A Starlink, empresa de internet via satélite da SpaceX, apresentou detalhes significativos sobre seu serviço Direct-to-Cell durante o Mobile World Congress (MWC) 2026, em Barcelona. A tecnologia, agora denominada Starlink Mobile, visa fornecer conectividade direta a smartphones comuns através de uma constelação de satélites. A apresentação ocorreu na Keynote 2, intitulada “Transforming Tomorrow’s Connected World”.
Gwynne Shotwell, presidente da SpaceX, e Michael Nicolls, vice-presidente de engenharia da Starlink, lideraram a sessão, detalhando o progresso e os planos futuros da constelação de satélites projetada para se comunicar diretamente com dispositivos móveis sem a necessidade de hardware especial ou antenas externas.
O serviço Direct-to-Cell da Starlink iniciou suas operações em 2024, focando inicialmente em mensagens de texto. A infraestrutura usa satélites de órbita baixa equipados com cargas úteis específicas para se comunicar diretamente com telefones, permitindo acesso a mensagens e serviços básicos em áreas sem cobertura terrestre convencional.
Atualmente, a Starlink Mobile já se posiciona como a maior provedora 4G do mundo em termos de cobertura geográfica, segundo Nicolls. O serviço via satélite para celulares é utilizado por 35 operadoras em cinco continentes. O Brasil não foi citado especificamente durante o painel.

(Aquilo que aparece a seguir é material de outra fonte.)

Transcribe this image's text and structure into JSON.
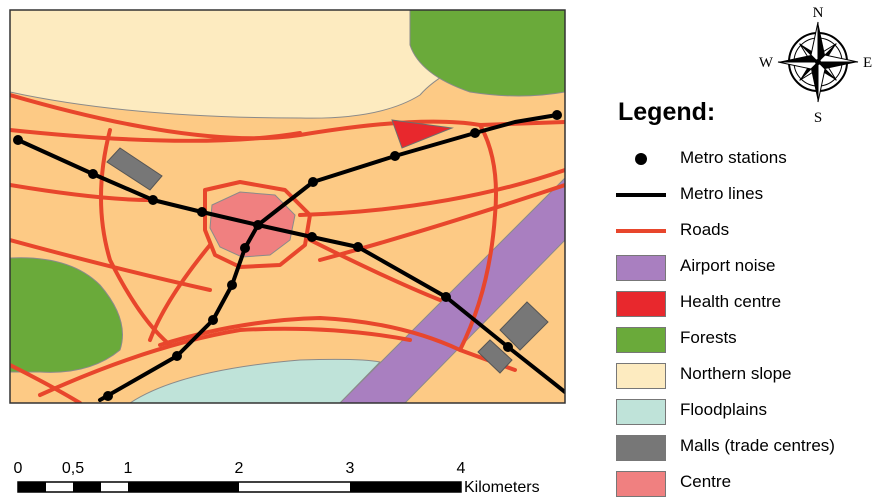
{
  "compass": {
    "n": "N",
    "s": "S",
    "e": "E",
    "w": "W"
  },
  "legend": {
    "title": "Legend:",
    "items": [
      {
        "id": "metro-stations",
        "label": "Metro stations",
        "kind": "dot"
      },
      {
        "id": "metro-lines",
        "label": "Metro lines",
        "kind": "line"
      },
      {
        "id": "roads",
        "label": "Roads",
        "kind": "road"
      },
      {
        "id": "airport-noise",
        "label": "Airport noise",
        "kind": "box",
        "color": "#a97fc0"
      },
      {
        "id": "health-centre",
        "label": "Health centre",
        "kind": "box",
        "color": "#e8282d"
      },
      {
        "id": "forests",
        "label": "Forests",
        "kind": "box",
        "color": "#6aaa3a"
      },
      {
        "id": "northern-slope",
        "label": "Northern slope",
        "kind": "box",
        "color": "#fdebc0"
      },
      {
        "id": "floodplains",
        "label": "Floodplains",
        "kind": "box",
        "color": "#bfe3d9"
      },
      {
        "id": "malls",
        "label": "Malls (trade centres)",
        "kind": "box",
        "color": "#777777"
      },
      {
        "id": "centre",
        "label": "Centre",
        "kind": "box",
        "color": "#f08080"
      }
    ]
  },
  "scale_bar": {
    "ticks": [
      "0",
      "0,5",
      "1",
      "2",
      "3",
      "4"
    ],
    "unit": "Kilometers"
  },
  "colors": {
    "urban": "#fdca85",
    "road": "#e8462c",
    "metro": "#000000"
  }
}
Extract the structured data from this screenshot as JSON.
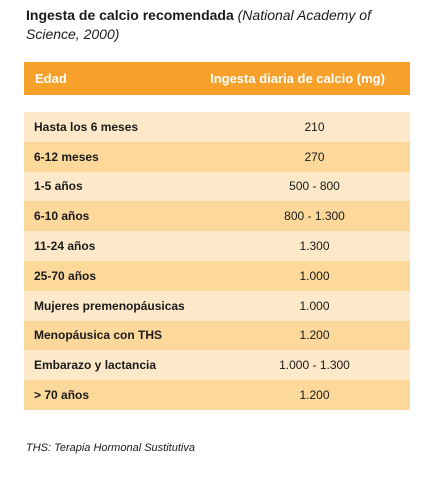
{
  "title": {
    "main": "Ingesta de calcio recomendada",
    "reference": "(National Academy of Science, 2000)"
  },
  "table": {
    "headers": [
      "Edad",
      "Ingesta diaria de calcio (mg)"
    ],
    "rows": [
      {
        "age": "Hasta los 6 meses",
        "intake": "210"
      },
      {
        "age": "6-12 meses",
        "intake": "270"
      },
      {
        "age": "1-5 años",
        "intake": "500 - 800"
      },
      {
        "age": "6-10 años",
        "intake": "800 - 1.300"
      },
      {
        "age": "11-24 años",
        "intake": "1.300"
      },
      {
        "age": "25-70 años",
        "intake": "1.000"
      },
      {
        "age": "Mujeres premenopáusicas",
        "intake": "1.000"
      },
      {
        "age": "Menopáusica con THS",
        "intake": "1.200"
      },
      {
        "age": "Embarazo y lactancia",
        "intake": "1.000 - 1.300"
      },
      {
        "age": "> 70 años",
        "intake": "1.200"
      }
    ]
  },
  "footnote": "THS: Terapia Hormonal Sustitutiva",
  "colors": {
    "header": "#f7a12b",
    "row_light": "#fde9c9",
    "row_dark": "#fcd89b"
  }
}
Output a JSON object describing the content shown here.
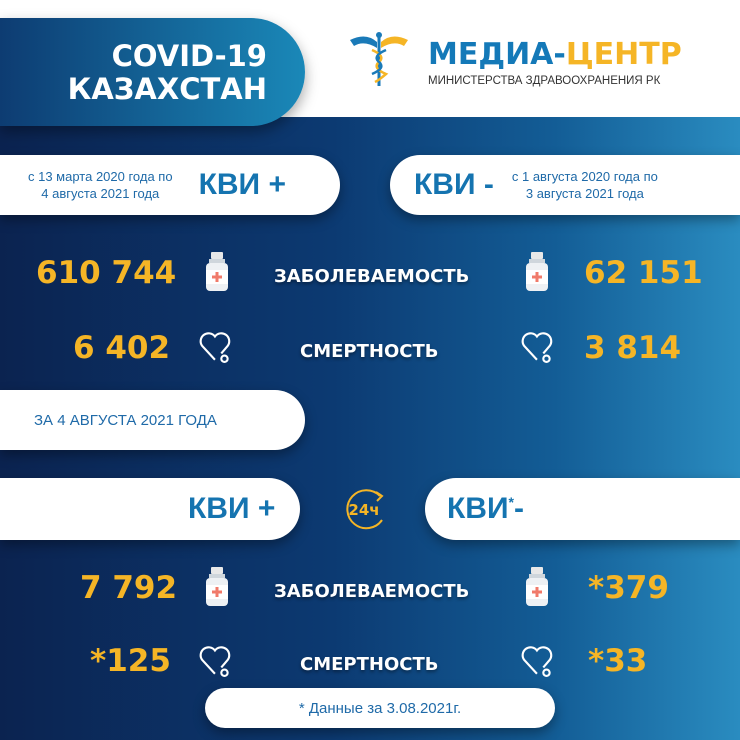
{
  "header": {
    "title_line1": "COVID-19",
    "title_line2": "КАЗАХСТАН",
    "logo_part1": "МЕДИА-",
    "logo_part2": "ЦЕНТР",
    "logo_subtitle": "МИНИСТЕРСТВА ЗДРАВООХРАНЕНИЯ РК"
  },
  "total": {
    "positive": {
      "label": "КВИ +",
      "period_line1": "с 13 марта 2020 года по",
      "period_line2": "4 августа 2021 года",
      "cases": "610 744",
      "deaths": "6 402"
    },
    "negative": {
      "label": "КВИ -",
      "period_line1": "с 1 августа 2020 года по",
      "period_line2": "3 августа 2021 года",
      "cases": "62 151",
      "deaths": "3 814"
    }
  },
  "labels": {
    "incidence": "ЗАБОЛЕВАЕМОСТЬ",
    "mortality": "СМЕРТНОСТЬ"
  },
  "daily": {
    "date_label": "ЗА 4 АВГУСТА 2021 ГОДА",
    "badge": "24ч",
    "positive": {
      "label": "КВИ +",
      "cases": "7 792",
      "deaths": "*125"
    },
    "negative": {
      "label": "КВИ",
      "asterisk": "*",
      "suffix": "-",
      "cases": "*379",
      "deaths": "*33"
    }
  },
  "footnote": "* Данные за 3.08.2021г.",
  "colors": {
    "accent": "#f5b526",
    "brand_blue": "#1574b0",
    "navy": "#0b2350"
  }
}
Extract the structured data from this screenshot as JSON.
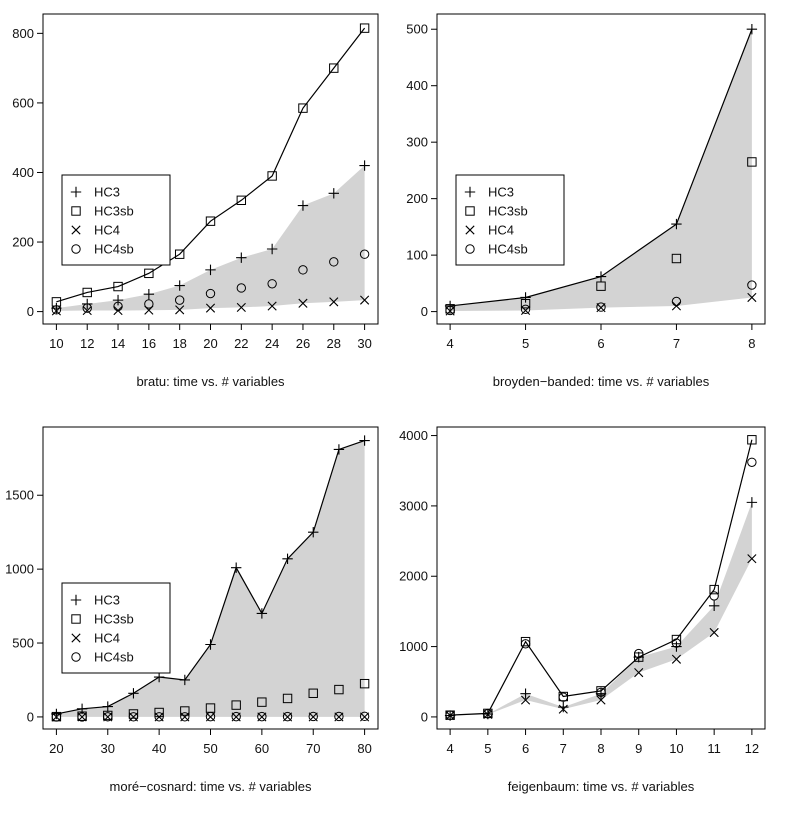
{
  "chart_data": [
    {
      "type": "scatter",
      "title": "",
      "xlabel": "bratu: time vs. # variables",
      "ylabel": "",
      "x": [
        10,
        12,
        14,
        16,
        18,
        20,
        22,
        24,
        26,
        28,
        30
      ],
      "xlim": [
        10,
        30
      ],
      "ylim": [
        0,
        820
      ],
      "xticks": [
        "10",
        "12",
        "14",
        "16",
        "18",
        "20",
        "22",
        "24",
        "26",
        "28",
        "30"
      ],
      "yticks": [
        "0",
        "200",
        "400",
        "600",
        "800"
      ],
      "legend": "left",
      "shaded_band": {
        "color": "#d3d3d3",
        "lower": [
          2,
          3,
          3,
          4,
          5,
          10,
          12,
          16,
          24,
          28,
          33
        ],
        "upper": [
          10,
          22,
          33,
          50,
          75,
          120,
          155,
          180,
          305,
          340,
          420
        ]
      },
      "series": [
        {
          "name": "HC3",
          "marker": "plus",
          "line": false,
          "values": [
            10,
            22,
            33,
            50,
            75,
            120,
            155,
            180,
            305,
            340,
            420
          ]
        },
        {
          "name": "HC3sb",
          "marker": "square",
          "line": true,
          "values": [
            28,
            55,
            72,
            110,
            165,
            260,
            320,
            390,
            585,
            700,
            815
          ]
        },
        {
          "name": "HC4",
          "marker": "cross",
          "line": false,
          "values": [
            2,
            3,
            3,
            4,
            5,
            10,
            12,
            16,
            24,
            28,
            33
          ]
        },
        {
          "name": "HC4sb",
          "marker": "circle",
          "line": false,
          "values": [
            5,
            10,
            15,
            22,
            33,
            52,
            68,
            80,
            120,
            143,
            165
          ]
        }
      ]
    },
    {
      "type": "scatter",
      "title": "",
      "xlabel": "broyden−banded: time vs. # variables",
      "ylabel": "",
      "x": [
        4,
        5,
        6,
        7,
        8
      ],
      "xlim": [
        4,
        8
      ],
      "ylim": [
        0,
        505
      ],
      "xticks": [
        "4",
        "5",
        "6",
        "7",
        "8"
      ],
      "yticks": [
        "0",
        "100",
        "200",
        "300",
        "400",
        "500"
      ],
      "legend": "left",
      "shaded_band": {
        "color": "#d3d3d3",
        "lower": [
          1,
          2,
          7,
          10,
          25
        ],
        "upper": [
          10,
          25,
          62,
          155,
          500
        ]
      },
      "series": [
        {
          "name": "HC3",
          "marker": "plus",
          "line": true,
          "values": [
            10,
            25,
            62,
            155,
            500
          ]
        },
        {
          "name": "HC3sb",
          "marker": "square",
          "line": false,
          "values": [
            5,
            14,
            45,
            94,
            265
          ]
        },
        {
          "name": "HC4",
          "marker": "cross",
          "line": false,
          "values": [
            1,
            2,
            7,
            10,
            25
          ]
        },
        {
          "name": "HC4sb",
          "marker": "circle",
          "line": false,
          "values": [
            2,
            4,
            8,
            18,
            47
          ]
        }
      ]
    },
    {
      "type": "scatter",
      "title": "",
      "xlabel": "moré−cosnard: time vs. # variables",
      "ylabel": "",
      "x": [
        20,
        25,
        30,
        35,
        40,
        45,
        50,
        55,
        60,
        65,
        70,
        75,
        80
      ],
      "xlim": [
        20,
        80
      ],
      "ylim": [
        0,
        1880
      ],
      "xticks": [
        "20",
        "30",
        "40",
        "50",
        "60",
        "70",
        "80"
      ],
      "yticks": [
        "0",
        "500",
        "1000",
        "1500"
      ],
      "legend": "left",
      "shaded_band": {
        "color": "#d3d3d3",
        "lower": [
          0,
          0,
          0,
          0,
          0,
          0,
          0,
          0,
          0,
          0,
          0,
          0,
          0
        ],
        "upper": [
          20,
          55,
          70,
          160,
          270,
          250,
          490,
          1010,
          700,
          1070,
          1250,
          1810,
          1870
        ]
      },
      "series": [
        {
          "name": "HC3",
          "marker": "plus",
          "line": true,
          "values": [
            20,
            55,
            70,
            160,
            270,
            250,
            490,
            1010,
            700,
            1070,
            1250,
            1810,
            1870
          ]
        },
        {
          "name": "HC3sb",
          "marker": "square",
          "line": false,
          "values": [
            2,
            5,
            10,
            20,
            30,
            40,
            60,
            80,
            100,
            125,
            160,
            185,
            225
          ]
        },
        {
          "name": "HC4",
          "marker": "cross",
          "line": false,
          "values": [
            0,
            0,
            0,
            0,
            0,
            0,
            0,
            0,
            0,
            0,
            0,
            0,
            0
          ]
        },
        {
          "name": "HC4sb",
          "marker": "circle",
          "line": false,
          "values": [
            0,
            0,
            1,
            1,
            1,
            1,
            2,
            2,
            2,
            2,
            3,
            3,
            4
          ]
        }
      ]
    },
    {
      "type": "scatter",
      "title": "",
      "xlabel": "feigenbaum: time vs. # variables",
      "ylabel": "",
      "x": [
        4,
        5,
        6,
        7,
        8,
        9,
        10,
        11,
        12
      ],
      "xlim": [
        4,
        12
      ],
      "ylim": [
        0,
        3950
      ],
      "xticks": [
        "4",
        "5",
        "6",
        "7",
        "8",
        "9",
        "10",
        "11",
        "12"
      ],
      "yticks": [
        "0",
        "1000",
        "2000",
        "3000",
        "4000"
      ],
      "legend": "none",
      "shaded_band": {
        "color": "#d3d3d3",
        "lower": [
          20,
          35,
          240,
          110,
          240,
          630,
          820,
          1200,
          2250
        ],
        "upper": [
          20,
          40,
          330,
          140,
          330,
          850,
          1000,
          1580,
          3050
        ]
      },
      "series": [
        {
          "name": "HC3",
          "marker": "plus",
          "line": false,
          "values": [
            20,
            40,
            330,
            140,
            330,
            850,
            1000,
            1580,
            3050
          ]
        },
        {
          "name": "HC3sb",
          "marker": "square",
          "line": true,
          "values": [
            25,
            50,
            1070,
            290,
            370,
            850,
            1100,
            1810,
            3940
          ]
        },
        {
          "name": "HC4",
          "marker": "cross",
          "line": false,
          "values": [
            20,
            35,
            240,
            110,
            240,
            630,
            820,
            1200,
            2250
          ]
        },
        {
          "name": "HC4sb",
          "marker": "circle",
          "line": false,
          "values": [
            25,
            45,
            1040,
            280,
            350,
            900,
            1050,
            1720,
            3620
          ]
        }
      ]
    }
  ]
}
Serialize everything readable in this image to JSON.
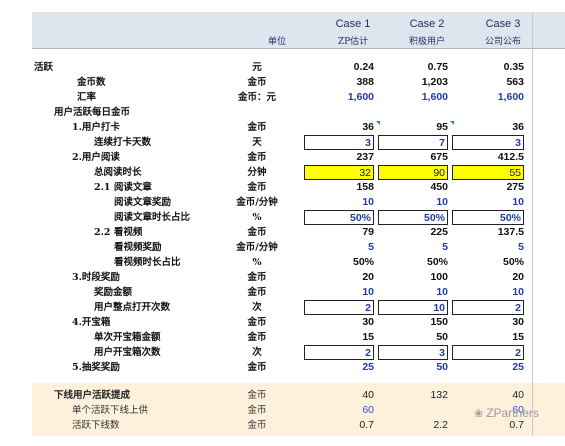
{
  "header": {
    "unit_col": "单位",
    "cases": [
      {
        "title": "Case 1",
        "subtitle": "ZP估计"
      },
      {
        "title": "Case 2",
        "subtitle": "积极用户"
      },
      {
        "title": "Case 3",
        "subtitle": "公司公布"
      }
    ]
  },
  "rows": [
    {
      "label": "活跃",
      "unit": "元",
      "v": [
        "0.24",
        "0.75",
        "0.35"
      ]
    },
    {
      "label": "金币数",
      "unit": "金币",
      "v": [
        "388",
        "1,203",
        "563"
      ]
    },
    {
      "label": "汇率",
      "unit": "金币：元",
      "v": [
        "1,600",
        "1,600",
        "1,600"
      ]
    },
    {
      "label": "用户活跃每日金币",
      "unit": "",
      "v": [
        "",
        "",
        ""
      ]
    },
    {
      "label": "1.用户打卡",
      "unit": "金币",
      "v": [
        "36",
        "95",
        "36"
      ]
    },
    {
      "label": "连续打卡天数",
      "unit": "天",
      "v": [
        "3",
        "7",
        "3"
      ]
    },
    {
      "label": "2.用户阅读",
      "unit": "金币",
      "v": [
        "237",
        "675",
        "412.5"
      ]
    },
    {
      "label": "总阅读时长",
      "unit": "分钟",
      "v": [
        "32",
        "90",
        "55"
      ]
    },
    {
      "label": "2.1 阅读文章",
      "unit": "金币",
      "v": [
        "158",
        "450",
        "275"
      ]
    },
    {
      "label": "阅读文章奖励",
      "unit": "金币/分钟",
      "v": [
        "10",
        "10",
        "10"
      ]
    },
    {
      "label": "阅读文章时长占比",
      "unit": "%",
      "v": [
        "50%",
        "50%",
        "50%"
      ]
    },
    {
      "label": "2.2 看视频",
      "unit": "金币",
      "v": [
        "79",
        "225",
        "137.5"
      ]
    },
    {
      "label": "看视频奖励",
      "unit": "金币/分钟",
      "v": [
        "5",
        "5",
        "5"
      ]
    },
    {
      "label": "看视频时长占比",
      "unit": "%",
      "v": [
        "50%",
        "50%",
        "50%"
      ]
    },
    {
      "label": "3.时段奖励",
      "unit": "金币",
      "v": [
        "20",
        "100",
        "20"
      ]
    },
    {
      "label": "奖励金额",
      "unit": "金币",
      "v": [
        "10",
        "10",
        "10"
      ]
    },
    {
      "label": "用户整点打开次数",
      "unit": "次",
      "v": [
        "2",
        "10",
        "2"
      ]
    },
    {
      "label": "4.开宝箱",
      "unit": "金币",
      "v": [
        "30",
        "150",
        "30"
      ]
    },
    {
      "label": "单次开宝箱金额",
      "unit": "金币",
      "v": [
        "15",
        "50",
        "15"
      ]
    },
    {
      "label": "用户开宝箱次数",
      "unit": "次",
      "v": [
        "2",
        "3",
        "2"
      ]
    },
    {
      "label": "5.抽奖奖励",
      "unit": "金币",
      "v": [
        "25",
        "50",
        "25"
      ]
    }
  ],
  "footer": [
    {
      "label": "下线用户活跃提成",
      "unit": "金币",
      "v": [
        "40",
        "132",
        "40"
      ]
    },
    {
      "label": "单个活跃下线上供",
      "unit": "金币",
      "v": [
        "60",
        "",
        "60"
      ]
    },
    {
      "label": "活跃下线数",
      "unit": "金币",
      "v": [
        "0.7",
        "2.2",
        "0.7"
      ]
    }
  ],
  "watermark": "ZPartners",
  "colors": {
    "header_bg": "#dde6ef",
    "footer_bg": "#fdf1dc",
    "highlight": "#ffff00",
    "blue_value": "#1f3da3"
  }
}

A empresa apresentou a segunda geração de satélites, a V2, que expandirá a capacidade da rede para suportar não apenas SMS, mas também transmissão de dados, chamadas de voz e, futuramente, vídeo. Os satélites V2 terão maior potência e capacidade de throughput, com taxas de transmissão superiores a 100 gigabits por segundo em download e 50 gigabits por segundo em upload, de acordo com Nicolls.
A Starlink visa oferecer uma experiência de conectividade complementar às redes móveis tradicionais, especialmente em áreas remotas ou com baixa densidade de torres. A empresa reforça a integração entre redes terrestres e sistemas não terrestres (NTN) como um caminho para ampliar a cobertura global, apoiar aplicações críticas e garantir conectividade contínua.
A convergência entre satélites de órbita baixa e redes móveis foi apresentada como fundamental para o futuro do 5G e do 6G. A segunda geração de satélites promete um desempenho de link 20 vezes superior à primeira, impulsionado por antenas maiores e maior largura de banda por feixe.
A expectativa é que o MWC 2026 continue a revelar detalhes técnicos adicionais sobre os cronogramas de lançamento dos satélites V2, capacidade de rede e acordos com operadoras interessadas na integração do serviço Direct-to-Cell.
A Starlink está investindo pesado na expansão de sua infraestrutura para oferecer conectividade global, e o Direct-to-Cell é um passo crucial nessa direção. A tecnologia tem o potencial de transformar a forma como as pessoas se conectam em áreas remotas e de difícil acesso, preenchendo lacunas na cobertura das redes terrestres.